Methods: The VA electronic medical records of 2,443 patients aged 50 to 64 years, with a fiscal year 2008 VA facility-performed colonoscopy, and no colonoscopy in prior 10 years, were reviewed and data were abstracted. Additional physician data were merged from the American Medical Association master file. Patients with incomplete colonoscopies or inadequate bowel preparations were excluded from analysis (n = 988). Nonadherence was defined as any recommendation that did not match the guideline follow-up interval. Data were collected from 25 VA hospitals that were randomly selected from 85 qualifying facilities stratified by academic affiliation (academic/nonacademic), geographic region, resource level (complexity score = high vs medium/low), and subgroups that performed ≥ 500 colonoscopies in fiscal year 2008. Patients were grouped into clinical scenarios based on index colonoscopy results including no polyp/normal tissue (n = 893), hyperplastic polyp only (n = 203), low risk adenoma (1 to 2 adenomas < 1 cm; n = 231), and higher risk adenoma (3-10 adenomas or any adenoma ≥ 1 cm or high grade dysplasia; n=128). The proportion of nonadherent recommendations was calculated for each of these 4 groups. We calculated adjusted odds ratios (OR) and 95% confidence intervals (CI) for the association between nonadherence, risk group, and physician characteristics, using SUDAAN software (v11.0.0) to account for our complex sample design.

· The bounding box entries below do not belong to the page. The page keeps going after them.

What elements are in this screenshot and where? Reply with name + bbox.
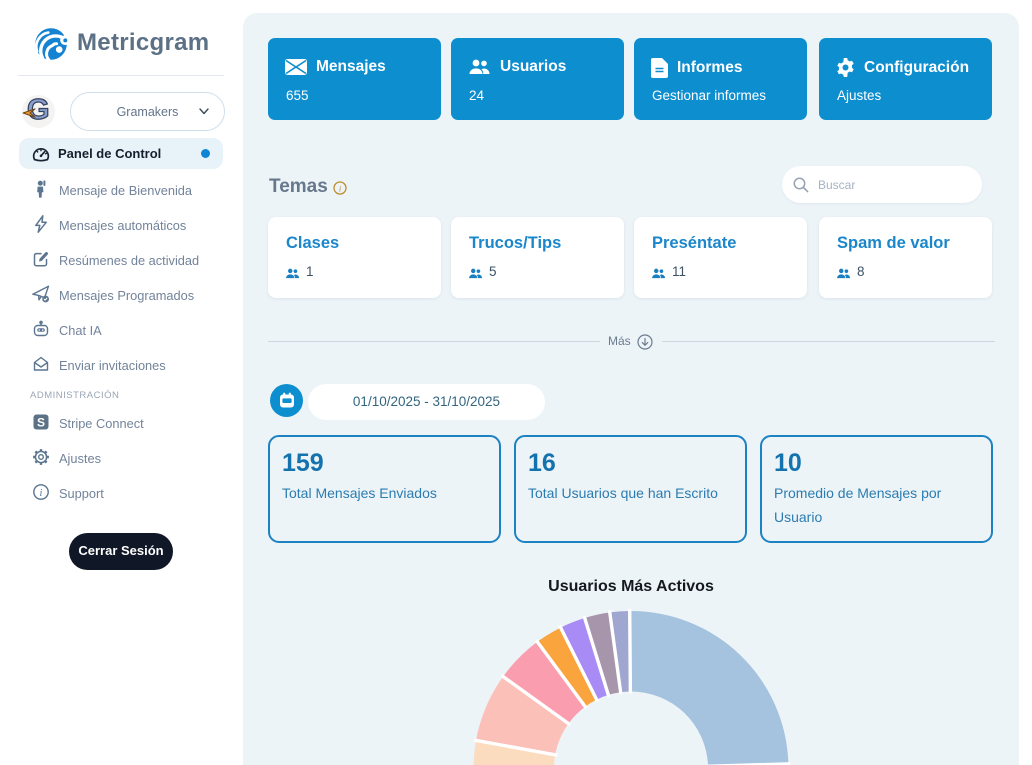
svg-text:i: i <box>40 488 43 499</box>
svg-text:i: i <box>339 183 342 193</box>
svg-text:S: S <box>37 415 45 429</box>
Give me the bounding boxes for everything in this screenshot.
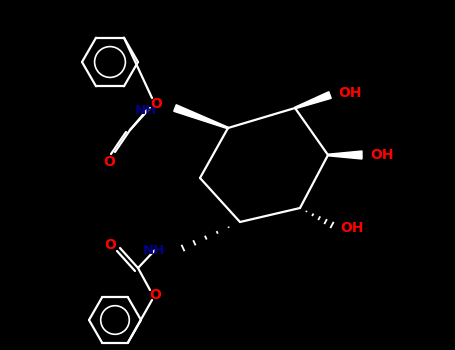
Polygon shape bbox=[174, 105, 228, 129]
Text: NH: NH bbox=[135, 104, 157, 117]
Polygon shape bbox=[295, 92, 331, 109]
Text: O: O bbox=[149, 288, 161, 302]
Text: O: O bbox=[103, 155, 115, 169]
Text: NH: NH bbox=[143, 244, 165, 257]
Text: O: O bbox=[150, 97, 162, 111]
Text: OH: OH bbox=[340, 221, 364, 235]
Polygon shape bbox=[328, 151, 362, 159]
Text: O: O bbox=[104, 238, 116, 252]
Text: OH: OH bbox=[370, 148, 394, 162]
Text: OH: OH bbox=[338, 86, 362, 100]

Results: The overall nonadherence rate was 36% and ranged from 3% to 80% across medical facilities. Nonadherence varied by colonoscopy results: 28% among normal colonoscopies, 52% for hyperplastic polyps, 45% for low risk adenomas, and 49% for higher risk adenomas. All nonadherent recommendations dictated a shorter interval. In adjusted analyses, nonadherence was significantly higher for colonoscopies with hyperplastic (OR = 3.1, 95% CI [1.7, 5.6], or adenomatous polyps [low risk adenoma OR = 2.1], 95% CI [1.1, 4.2]; high risk adenoma OR = 2.8, 95% CI [1.2, 6.7]) compared with normal colonoscopies. Nonadherence was also significantly associated with geographic region, Charlson comorbidity score, and colonoscopy type. There were higher adjusted odds of nonadherence for colonoscopies performed in the Northeast than those of the Midwest (OR = 4.6, 95% CI [1.8, 11.8]); for increasing comorbidity (OR = 1.2 for a 1-unit Charlson score increase, 95% CI [1.1, 1.]), and for colonoscopies in which the indication was surveillance rather than screening (OR = 2.5, 95% CI [1.1, 5.6]). No other statistically significant associations were noted.
Conclusions: In a managed care setting with salaried physicians, more than one-third of recommendations suggested a need for repeat colonoscopy sooner than guidelines. The strongest predictors of nonadherence were colonoscopy findings and geographic region. Further research should investigate if targeting nonadherence to colonoscopy guidelines can reduce colonoscopy overuse and associated health care costs.